Nunca é bom brincar com o tempo que falta para um dia, uma semana, um mês, um ano terminar. Cronos pode não gostar e se vingar. Os golpistas, “democratas” que pedem penico diante de quartéis, ainda esperam que os milicos entrem em campo e garantam Jair Bolsonaro no poder por mais uma década. Um AVC não olha o calendário antes de acontecer. O acaso nunca para de rondar para desespero de comentaristas de futebol, que praticam o cientificismo dogmático do século XIX por ignorância e orgulho. O que explica o gol que o Brasil tomou lá naquele jogo contra a Croácia na Copa do Mundo do Catar? O acaso. São muitas as fantasias do acaso: distração, empolgação, descuido, erro primário, arrogância.

Estou querendo dar o ano de 2022 por encerrado. Ainda faltam, porém, 11 dias para a convenção ser respeitada. Foi um ano canalha. Convivemos com Jair Bolsonaro tentando comprar a reeleição com farta liberação de dinheiro público, vimos estradas serem bloqueadas por bolsonaristas inconformados com a derrota do capitão nas urnas eletrônicas, que nada fizeram de errado, acompanhamos o surgimento de Jade Picon como protagonista de novela das nove na Globo, o que serviu para melhorar a performance retrospectiva do cigano Igor (os mais velhos se lembram), até então considerado o pior desempenho de um ator em novela global. Precarizados os serviços de táxi, o Uber impõe seus preços nos horários em que mais se precisa. Os moderninhos continuam zombando de quem se queixa. Vira-latas tecnológicos. Aplicativos locais não pegam. Bom é pagar corveia a multinacional, pedindo desculpas pelo termo velho.

Claro que isso nada significa. O importante sempre está em outro lugar. Por exemplo, na determinação do governador Eduardo Leite de privatizar a Corsan e na obsessão do prefeito Sebastião Melo de entregar Porto Alegre para iniciativa privada, inclusive a Redenção, que seria deficitária. Ficamos sabendo, pela primeira vez, que parques devem dar lucro ou se pagar, pois não existe almoço grátis nem de passarinho. O privatismo caga na cabeça dos defensores de manter alguns bens como públicos. Moderno é Estado mínimo, rebatizado de Estado necessário.

Êta aninho danado! A covid continua correndo solta e já pode ser chamada pelo ano em que ceifa vidas. Vamos entrar na covid-23. As máscaras foram para o saco (de lixo). Vida que segue.
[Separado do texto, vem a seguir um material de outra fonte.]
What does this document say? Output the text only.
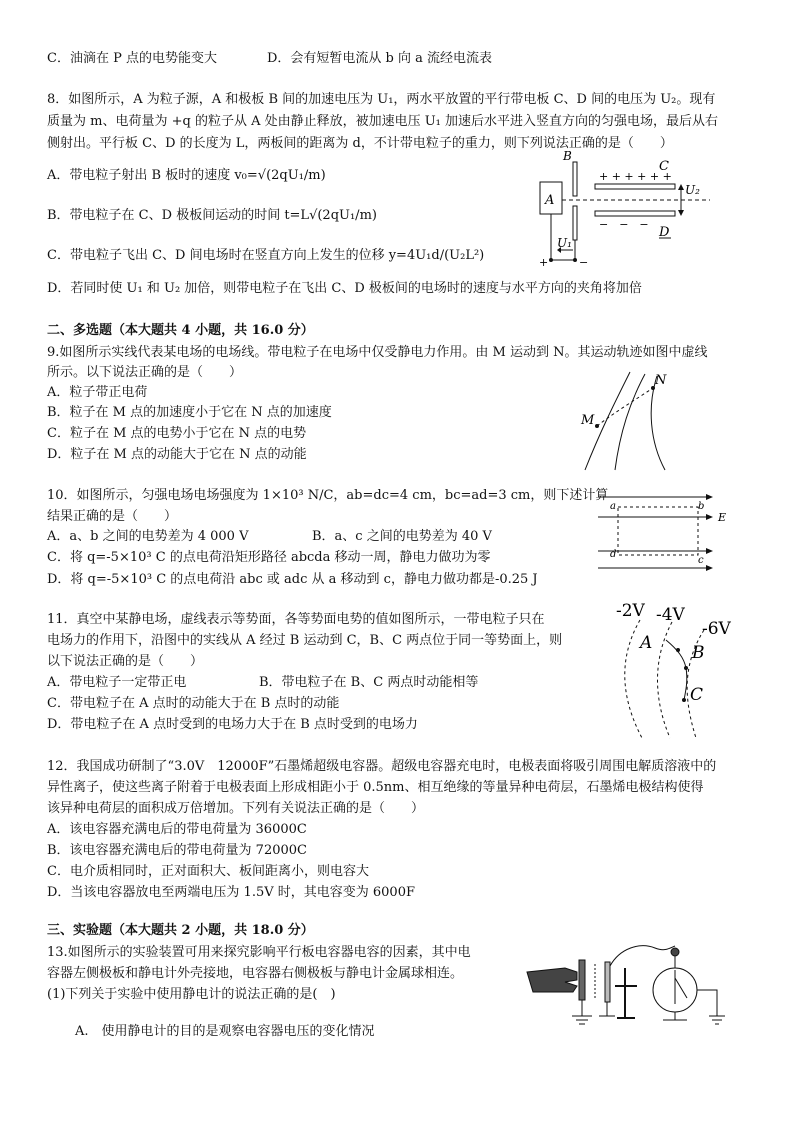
C．油滴在 P 点的电势能变大	D．会有短暂电流从 b 向 a 流经电流表
8．如图所示，A 为粒子源，A 和极板 B 间的加速电压为 U₁，两水平放置的平行带电板 C、D 间的电压为 U₂。现有
质量为 m、电荷量为 +q 的粒子从 A 处由静止释放，被加速电压 U₁ 加速后水平进入竖直方向的匀强电场，最后从右
侧射出。平行板 C、D 的长度为 L，两板间的距离为 d，不计带电粒子的重力，则下列说法正确的是（　　）
A．带电粒子射出 B 板时的速度 v₀=√(2qU₁/m)
B．带电粒子在 C、D 极板间运动的时间 t=L√(2qU₁/m)
C．带电粒子飞出 C、D 间电场时在竖直方向上发生的位移 y=4U₁d/(U₂L²)
D．若同时使 U₁ 和 U₂ 加倍，则带电粒子在飞出 C、D 极板间的电场时的速度与水平方向的夹角将加倍
A
B
+ + + + + +
C
−　−　−
D
U₂
U₁
+	−
二、多选题（本大题共 4 小题，共 16.0 分）
9.如图所示实线代表某电场的电场线。带电粒子在电场中仅受静电力作用。由 M 运动到 N。其运动轨迹如图中虚线
所示。以下说法正确的是（　　）
A．粒子带正电荷
B．粒子在 M 点的加速度小于它在 N 点的加速度
C．粒子在 M 点的电势小于它在 N 点的电势
D．粒子在 M 点的动能大于它在 N 点的动能
M
N
10．如图所示，匀强电场电场强度为 1×10³ N/C，ab=dc=4 cm，bc=ad=3 cm，则下述计算
结果正确的是（　　）
A．a、b 之间的电势差为 4 000 V	B．a、c 之间的电势差为 40 V
C．将 q=-5×10³ C 的点电荷沿矩形路径 abcda 移动一周，静电力做功为零
D．将 q=-5×10³ C 的点电荷沿 abc 或 adc 从 a 移动到 c，静电力做功都是-0.25 J
a	b
c
d
E
11．真空中某静电场，虚线表示等势面，各等势面电势的值如图所示，一带电粒子只在
电场力的作用下，沿图中的实线从 A 经过 B 运动到 C，B、C 两点位于同一等势面上，则
以下说法正确的是（　　）
A．带电粒子一定带正电	B．带电粒子在 B、C 两点时动能相等
C．带电粒子在 A 点时的动能大于在 B 点时的动能
D．带电粒子在 A 点时受到的电场力大于在 B 点时受到的电场力
-2V -4V
-6V
A B
C
12．我国成功研制了“3.0V　12000F”石墨烯超级电容器。超级电容器充电时，电极表面将吸引周围电解质溶液中的
异性离子，使这些离子附着于电极表面上形成相距小于 0.5nm、相互绝缘的等量异种电荷层，石墨烯电极结构使得
该异种电荷层的面积成万倍增加。下列有关说法正确的是（　　）
A．该电容器充满电后的带电荷量为 36000C
B．该电容器充满电后的带电荷量为 72000C
C．电介质相同时，正对面积大、板间距离小，则电容大
D．当该电容器放电至两端电压为 1.5V 时，其电容变为 6000F
三、实验题（本大题共 2 小题，共 18.0 分）
13.如图所示的实验装置可用来探究影响平行板电容器电容的因素，其中电
容器左侧极板和静电计外壳接地，电容器右侧极板与静电计金属球相连。
(1)下列关于实验中使用静电计的说法正确的是(　)
A.　使用静电计的目的是观察电容器电压的变化情况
Só o capital é que não suporta correr riscos e foge do país quando sente que vai perder dinheiro. Gente, em geral, não tem para onde correr. Fica na parada do ônibus. Bem, bate no meu ombro o grilo estrelado: Lula está eleito. Beleza, esperamos que seja rápido na remontagem do país. Por enquanto, sabemos que as forças armadas conquistaram o ministro da Defesa que podiam aceitar e que o centrão vai bem, obrigado, com Arthur Lira a caminho de mais um mandato na presidência da Câmara dos Deputados.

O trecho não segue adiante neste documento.